Clinton, Davenport and Muscatine Railway

Overview
- Locale: Iowa
- Dates of operation: 1904–1940

Technical
- Track gauge: 4 ft 8+1⁄2 in (1,435 mm) standard gauge

= Clinton, Davenport and Muscatine Railway =

Defunct interurban railway line in the United States of America

The Clinton, Davenport, and Muscatine Railway, known as the CD&M, was an interurban passenger and freight railroad that connected its namesake cities of Clinton, Davenport and Muscatine, Iowa.
== History ==
The railway began in 1904 as the Iowa and Illinois Railway - spanning the 33 miles between Clinton and Davenport. It began operation in 1904. The second portion, initially the Davenport and Muscatine Railway, was 25 miles long and began operation in 1912. The two lines were acquired by United Light and Railways in 1912. In 1926 the two were merged to become the Clinton, Davenport and Muscatine.

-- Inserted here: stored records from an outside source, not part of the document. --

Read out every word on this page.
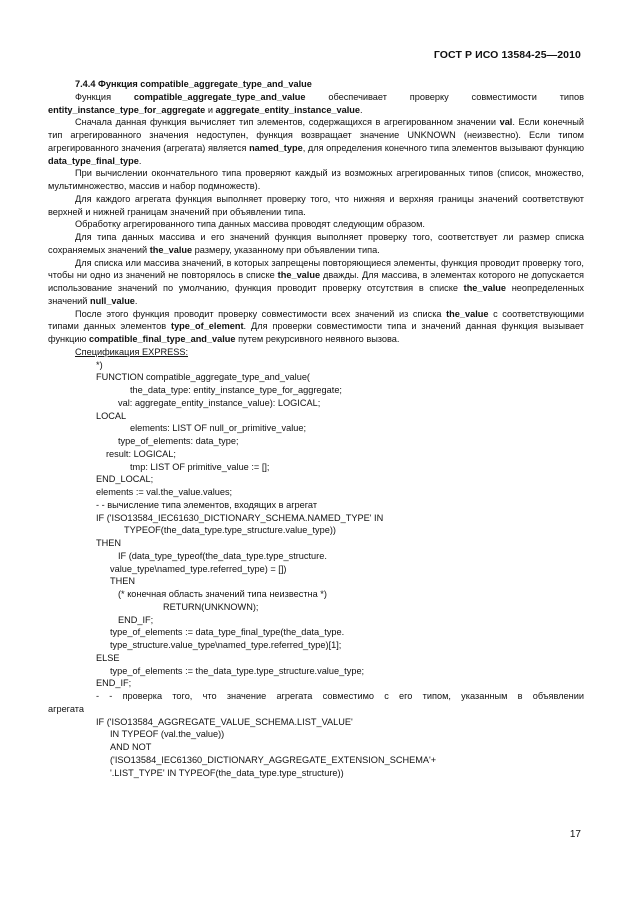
ГОСТ Р ИСО 13584-25—2010
7.4.4 Функция compatible_aggregate_type_and_value

Функция compatible_aggregate_type_and_value обеспечивает проверку совместимости типов entity_instance_type_for_aggregate и aggregate_entity_instance_value.

Сначала данная функция вычисляет тип элементов, содержащихся в агрегированном значении val. Если конечный тип агрегированного значения недоступен, функция возвращает значение UNKNOWN (неизвестно). Если типом агрегированного значения (агрегата) является named_type, для определения конечного типа элементов вызывают функцию data_type_final_type.

При вычислении окончательного типа проверяют каждый из возможных агрегированных типов (список, множество, мультимножество, массив и набор подмножеств).

Для каждого агрегата функция выполняет проверку того, что нижняя и верхняя границы значений соответствуют верхней и нижней границам значений при объявлении типа.

Обработку агрегированного типа данных массива проводят следующим образом.

Для типа данных массива и его значений функция выполняет проверку того, соответствует ли размер списка сохраняемых значений the_value размеру, указанному при объявлении типа.

Для списка или массива значений, в которых запрещены повторяющиеся элементы, функция проводит проверку того, чтобы ни одно из значений не повторялось в списке the_value дважды. Для массива, в элементах которого не допускается использование значений по умолчанию, функция проводит проверку отсутствия в списке the_value неопределенных значений null_value.

После этого функция проводит проверку совместимости всех значений из списка the_value с соответствующими типами данных элементов type_of_element. Для проверки совместимости типа и значений данная функция вызывает функцию compatible_final_type_and_value путем рекурсивного неявного вызова.

Спецификация EXPRESS:
*)
FUNCTION compatible_aggregate_type_and_value(
the_data_type: entity_instance_type_for_aggregate;
val: aggregate_entity_instance_value): LOGICAL;
LOCAL
elements: LIST OF null_or_primitive_value;
type_of_elements: data_type;
result: LOGICAL;
tmp: LIST OF primitive_value := [];
END_LOCAL;
elements := val.the_value.values;
- - вычисление типа элементов, входящих в агрегат
IF ('ISO13584_IEC61630_DICTIONARY_SCHEMA.NAMED_TYPE' IN
TYPEOF(the_data_type.type_structure.value_type))
THEN
IF (data_type_typeof(the_data_type.type_structure.
value_type\named_type.referred_type) = [])
THEN
(* конечная область значений типа неизвестна *)
RETURN(UNKNOWN);
END_IF;
type_of_elements := data_type_final_type(the_data_type.
type_structure.value_type\named_type.referred_type)[1];
ELSE
type_of_elements := the_data_type.type_structure.value_type;
END_IF;
- - проверка того, что значение агрегата совместимо с его типом, указанным в объявлении
агрегата
IF ('ISO13584_AGGREGATE_VALUE_SCHEMA.LIST_VALUE'
IN TYPEOF (val.the_value))
AND NOT
('ISO13584_IEC61360_DICTIONARY_AGGREGATE_EXTENSION_SCHEMA'+
'.LIST_TYPE' IN TYPEOF(the_data_type.type_structure))
17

The Clinton-Davenport line was operated at 600V, and the Davenport-Muscatine line was 1200V. So different cars were used on the two segments. The interurban depot in Davenport was located at 217 Brady St.

Stops along the lines as of May 1934 included:

- Clinton
- Camanche
- Shaffton
- Princeton
- Le Claire
- Country Club
- Pleasant Valley
- Iowanna
- Bettendorf
- Davenport
- Blue Grass
- Buffalo
- Montpelier
- Pleasant Prairie
- Rainbow
- Fairport
- Sweetland
- Muscatine

Passenger traffic was discontinued on the Muscatine portion in November 1938, and the Clinton portion in March 1940. Freight traffic continued and was eventually taken over by the Davenport, Rock Island and North Western Railway, a joint subsidiary of the Chicago, Burlington and Quincy Railroad and Chicago, Milwaukee, St. Paul and Pacific Railroad.